Римме Васильевне Стародубцевой было восемьдесят восемь лет. Совсем юной она вышла замуж за ювелира, скупавшего краденые украшения и превращавшего их в произведения ювелирного искусства, которые поражали богачей сказочной, эклектичной красотой, строгим совершенством и гармоничной причудливостью исполнения. Созданные им колье, портсигары, серьги, кольца, запонки, броши, лампы, часы, таблетницы, заколки, фоторамки, булавки, театральные бинокли, даже пряжки туфель, пудреницы и карманные зеркала для партийных бонз и их жен в стиле осуждаемого за службу царям, но обожаемого в СССР Фаберже до сих пор то и дело всплывали в громких ограблениях, которые приходилось расследовать Гурову и Крячко.

Девочка из неблагополучной еврейской семьи, выросшая в местечке под нищим послереволюционным Витебском, Римма, которую предприимчивый Герман Германович выбрал в жены, стала для его бизнеса правильным Уолтером Кином. Тем, который бы не присваивал себе картины Маргарет, а продвигал их. Она превратила их квартиру на Патриарших в светский салон, где встречались крупные чиновники, бандиты и ищущие покровительства оперные старлетки и балерины. Здесь принимали напыщенную Галину Вишневскую и подозрительную Зою Федорову, сводили пары, рушили карьеры, договаривались о заказных убийствах, обсуждали дизайн новогодних подарков любовницам из украденных в Доме на набережной бриллиантов. Именно Римме пришло в голову дарить знаменитому циркачу Евгению Милаеву, только женившемуся на взбалмошной и развращенной Галине Брежневой, по гарнитуру в неделю, чтобы «подсадить» ее на невыносимую роскошь, которую делал Волконский.

– Галинька, – как называли ее супруги, – получит аметистовую парюру за завтраком, парюру с хризолитами – к обеду, рубиновую парюру – на ужин, а за бриллиантовой от ночного жора сама придет, – шутила Римма.

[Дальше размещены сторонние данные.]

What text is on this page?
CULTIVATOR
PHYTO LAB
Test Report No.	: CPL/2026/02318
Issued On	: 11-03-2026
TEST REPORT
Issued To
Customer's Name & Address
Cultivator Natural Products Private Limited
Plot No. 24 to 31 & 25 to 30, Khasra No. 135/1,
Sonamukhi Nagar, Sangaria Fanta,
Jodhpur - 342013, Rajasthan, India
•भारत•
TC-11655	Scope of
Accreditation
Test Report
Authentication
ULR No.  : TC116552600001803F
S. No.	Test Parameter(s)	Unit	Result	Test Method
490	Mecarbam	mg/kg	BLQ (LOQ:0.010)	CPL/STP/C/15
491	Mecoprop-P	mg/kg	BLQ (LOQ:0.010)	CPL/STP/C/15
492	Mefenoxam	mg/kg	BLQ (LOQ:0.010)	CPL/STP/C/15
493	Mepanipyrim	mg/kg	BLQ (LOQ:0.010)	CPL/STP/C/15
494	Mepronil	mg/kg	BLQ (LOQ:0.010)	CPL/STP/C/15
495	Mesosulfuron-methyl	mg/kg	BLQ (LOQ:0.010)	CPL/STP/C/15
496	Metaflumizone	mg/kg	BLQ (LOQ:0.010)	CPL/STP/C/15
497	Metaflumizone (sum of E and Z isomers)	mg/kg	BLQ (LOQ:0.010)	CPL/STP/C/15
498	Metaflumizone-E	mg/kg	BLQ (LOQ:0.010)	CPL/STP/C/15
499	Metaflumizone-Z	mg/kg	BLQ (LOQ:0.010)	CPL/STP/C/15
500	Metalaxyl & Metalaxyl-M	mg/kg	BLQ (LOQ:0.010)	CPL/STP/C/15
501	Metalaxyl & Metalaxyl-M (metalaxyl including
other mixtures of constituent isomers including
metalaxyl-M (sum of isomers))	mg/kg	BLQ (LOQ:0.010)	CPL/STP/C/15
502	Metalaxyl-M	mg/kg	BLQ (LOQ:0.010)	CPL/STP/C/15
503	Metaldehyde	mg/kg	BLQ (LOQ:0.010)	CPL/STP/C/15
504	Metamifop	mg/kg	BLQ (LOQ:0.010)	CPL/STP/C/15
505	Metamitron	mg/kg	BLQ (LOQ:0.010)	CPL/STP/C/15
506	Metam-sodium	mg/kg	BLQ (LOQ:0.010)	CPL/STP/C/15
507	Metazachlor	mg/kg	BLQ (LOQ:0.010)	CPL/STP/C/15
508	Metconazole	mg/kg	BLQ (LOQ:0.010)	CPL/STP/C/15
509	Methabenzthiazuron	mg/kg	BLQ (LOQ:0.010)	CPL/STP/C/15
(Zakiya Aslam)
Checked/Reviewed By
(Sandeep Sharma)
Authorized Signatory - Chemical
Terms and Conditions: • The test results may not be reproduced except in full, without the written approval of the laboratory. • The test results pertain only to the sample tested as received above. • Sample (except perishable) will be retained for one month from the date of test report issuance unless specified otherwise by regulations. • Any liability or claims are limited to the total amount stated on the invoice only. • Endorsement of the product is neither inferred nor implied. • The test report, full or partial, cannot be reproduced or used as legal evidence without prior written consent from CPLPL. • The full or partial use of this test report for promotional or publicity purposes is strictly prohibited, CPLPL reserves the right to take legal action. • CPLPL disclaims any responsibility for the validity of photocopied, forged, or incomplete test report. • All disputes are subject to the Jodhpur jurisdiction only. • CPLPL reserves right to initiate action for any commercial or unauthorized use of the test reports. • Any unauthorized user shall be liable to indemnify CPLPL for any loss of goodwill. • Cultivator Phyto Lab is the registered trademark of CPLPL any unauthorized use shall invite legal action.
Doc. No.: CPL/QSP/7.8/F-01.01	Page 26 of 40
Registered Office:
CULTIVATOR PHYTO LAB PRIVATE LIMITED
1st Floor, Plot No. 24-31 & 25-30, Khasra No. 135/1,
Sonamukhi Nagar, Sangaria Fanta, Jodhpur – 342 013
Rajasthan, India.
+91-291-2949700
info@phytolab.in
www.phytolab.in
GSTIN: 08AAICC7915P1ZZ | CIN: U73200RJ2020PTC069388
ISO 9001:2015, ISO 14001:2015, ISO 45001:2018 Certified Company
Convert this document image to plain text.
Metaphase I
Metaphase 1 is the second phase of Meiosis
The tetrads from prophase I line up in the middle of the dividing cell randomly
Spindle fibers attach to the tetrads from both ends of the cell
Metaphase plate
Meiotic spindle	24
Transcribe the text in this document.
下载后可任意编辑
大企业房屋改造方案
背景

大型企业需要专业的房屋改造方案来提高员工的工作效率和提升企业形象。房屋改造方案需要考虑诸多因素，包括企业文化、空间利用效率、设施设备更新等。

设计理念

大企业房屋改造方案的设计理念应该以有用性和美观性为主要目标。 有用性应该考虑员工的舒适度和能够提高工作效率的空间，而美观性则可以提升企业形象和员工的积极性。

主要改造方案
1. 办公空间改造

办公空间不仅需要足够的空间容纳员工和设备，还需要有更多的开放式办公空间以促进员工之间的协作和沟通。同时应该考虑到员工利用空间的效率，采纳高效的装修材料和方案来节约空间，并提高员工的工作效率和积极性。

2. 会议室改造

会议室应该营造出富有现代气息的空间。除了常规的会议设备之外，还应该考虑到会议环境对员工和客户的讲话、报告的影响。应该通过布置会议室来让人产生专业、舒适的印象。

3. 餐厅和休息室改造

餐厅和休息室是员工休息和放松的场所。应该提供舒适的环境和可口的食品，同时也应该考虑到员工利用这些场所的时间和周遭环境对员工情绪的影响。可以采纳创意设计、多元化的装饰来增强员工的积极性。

И была права. Многие годы Галина Брежнева преданно покупала у Волконского умопомрачительные украшения, равную по силе страсть к которым у «советской принцессы» вызывал только алкоголь.

И сейчас, сидя в небольшой квартирке Стародубцевой в элитном доме в двух шагах от «Дома книги», Гуров смотрел на фото четы Волконских, ласково обнимающих свою благодетельницу – дочь генсека, чья рука небрежно касается крупной броши, которая, кажется, сверкает и переливается даже на черно-белой фотографии.

– Кто это? – наивно спросил Юдин, и Стародубцева с Гуровым смиренно переглянулись. Мальчик не виноват, что их молодость стала прошлым вместе с легендарными фигурами того времени.

– Не забивай себе голову, малыш! – отмахнулась хозяйка и села за кухонный стол, подозвав жестом желтого волнистого попугайчика, послушно опустившегося ей на плечо. – Герман Второй, – подмигнула она Гурову, и тот вдруг уловил поразительное сходство Стародубцевой с висящим на зеленой стене «Автопортретом с Бонито» Фриды Кало. Та же решимость и непоколебимая вера в себя.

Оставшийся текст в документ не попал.